Leuk Res. 2025 Mar;150:107663. doi: 10.1016/j.leukres.2025.107663. Epub 2025 Feb 11.
This study investigated the application of sparsity regularization methods to improve the classification of leukemia subtypes using high-dimensional gene expression data. Multinomial logistic regression models with the sparsity methods of Ridge, Lasso, and Elastic Net regularizations were employed to address overfitting and dimensionality issues while enhancing model interpretability. The study used a leukemia cancer dataset from the Curated Microarray Database (CuMiDa), which included gene expression data for 16,383 genes across 281 samples representing seven different types of leukemia. The statistical metrics of Accuracy, Kappa statistics, AUC, and F1-score were used to measure the models' implementation. Besides, the effectiveness and ability of each method in gene selection and dimensional reduction of the models were discussed. Elastic Net regularization was a better technique than the Ridge and Lasso based on overall classification performance; it also reached the highest accuracy along with Kappa values. On the other hand, both Lasso and Elastic Net were making more effective feature selections, creating sparse models that could efficiently discriminate leukemia subtypes. In this way, the results highlighted that the inclusion of sparsity regularization could enhance knowledge and accuracy in such a challenging task of subclass leukemia classification, enabling much more tailored treatments.
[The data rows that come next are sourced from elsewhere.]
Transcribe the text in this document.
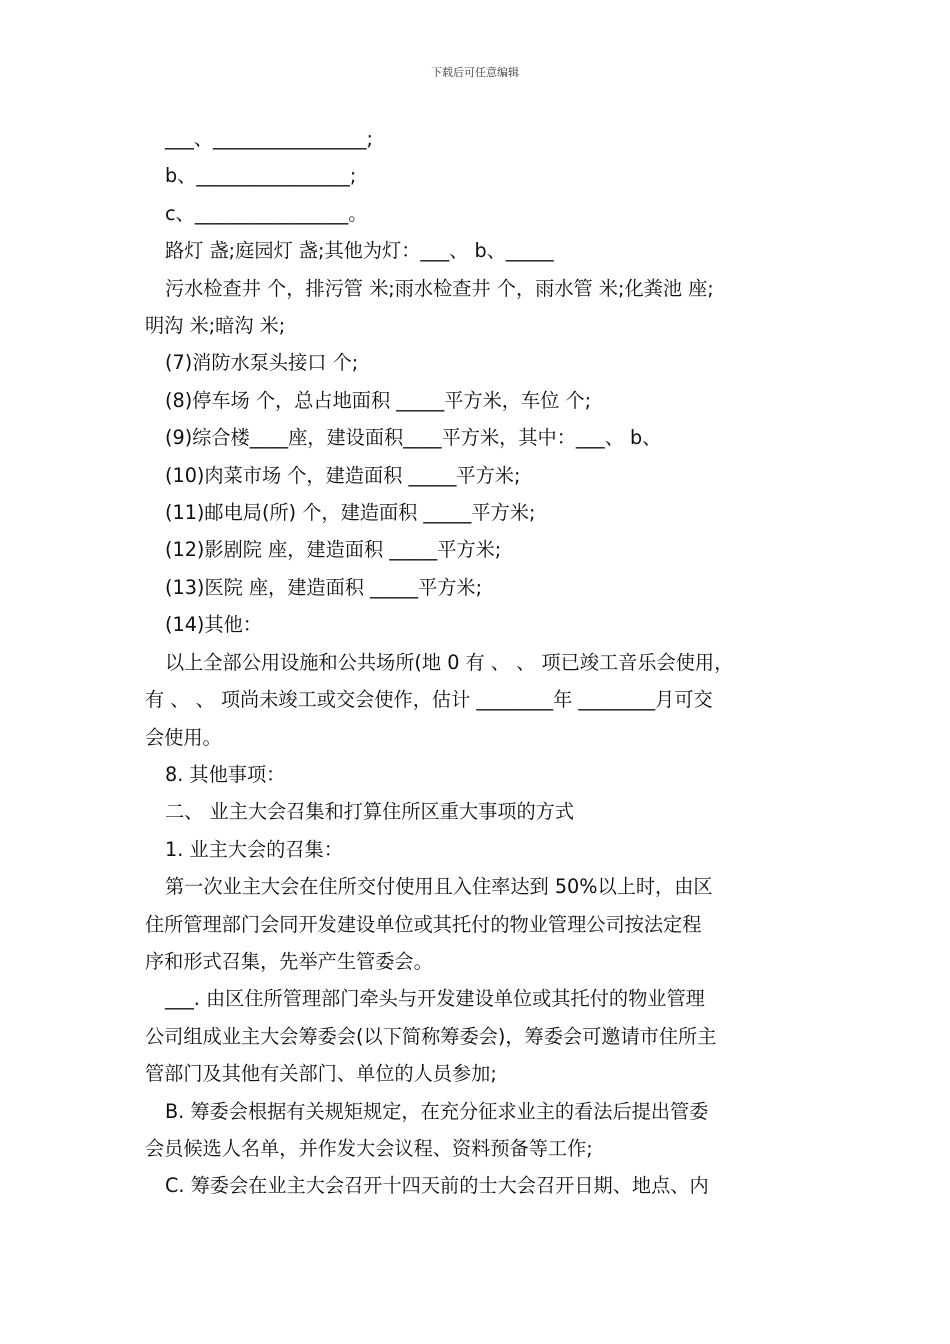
下载后可任意编辑

___、________________;

b、________________;

c、________________。

路灯 盏;庭园灯 盏;其他为灯：___、 b、_____

污水检查井 个，排污管 米;雨水检查井 个，雨水管 米;化粪池 座;

明沟 米;暗沟 米;

(7)消防水泵头接口 个;

(8)停车场 个，总占地面积 _____平方米，车位 个;

(9)综合楼____座，建设面积____平方米，其中：___、 b、

(10)肉菜市场 个，建造面积 _____平方米;

(11)邮电局(所) 个，建造面积 _____平方米;

(12)影剧院 座，建造面积 _____平方米;

(13)医院 座，建造面积 _____平方米;

(14)其他：

以上全部公用设施和公共场所(地 0 有 、 、 项已竣工音乐会使用，

有 、 、 项尚未竣工或交会使作，估计 ________年 ________月可交

会使用。

8. 其他事项：

二、 业主大会召集和打算住所区重大事项的方式

1. 业主大会的召集：

第一次业主大会在住所交付使用且入住率达到 50%以上时，由区

住所管理部门会同开发建设单位或其托付的物业管理公司按法定程

序和形式召集，先举产生管委会。

___. 由区住所管理部门牵头与开发建设单位或其托付的物业管理

公司组成业主大会筹委会(以下简称筹委会)，筹委会可邀请市住所主

管部门及其他有关部门、单位的人员参加;

B. 筹委会根据有关规矩规定，在充分征求业主的看法后提出管委

会员候选人名单，并作发大会议程、资料预备等工作;

C. 筹委会在业主大会召开十四天前的士大会召开日期、地点、内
本研究探讨了稀疏正则化方法在利用高维基因表达数据改善白血病亚型分类中的应用。采用具有岭回归、套索回归和弹性网络正则化等稀疏方法的多项逻辑回归模型来解决过拟合和维度问题,同时增强模型的可解释性。该研究使用了来自精心策划的微阵列数据库(CuMiDa)的白血病癌症数据集,其中包括代表七种不同类型白血病的281个样本中16383个基因的基因表达数据。使用准确率、卡帕统计量、AUC和F1分数等统计指标来衡量模型的实施情况。此外,还讨论了每种方法在模型的基因选择和降维方面的有效性和能力。基于整体分类性能,弹性网络正则化是比岭回归和套索回归更好的技术;它还达到了最高的准确率以及卡帕值。另一方面,套索回归和弹性网络都能更有效地进行特征选择,创建能够有效区分白血病亚型的稀疏模型。通过这种方式,结果突出表明,在白血病亚类分类这一具有挑战性的任务中,纳入稀疏正则化可以提高认知度和准确率,从而实现更具针对性的治疗。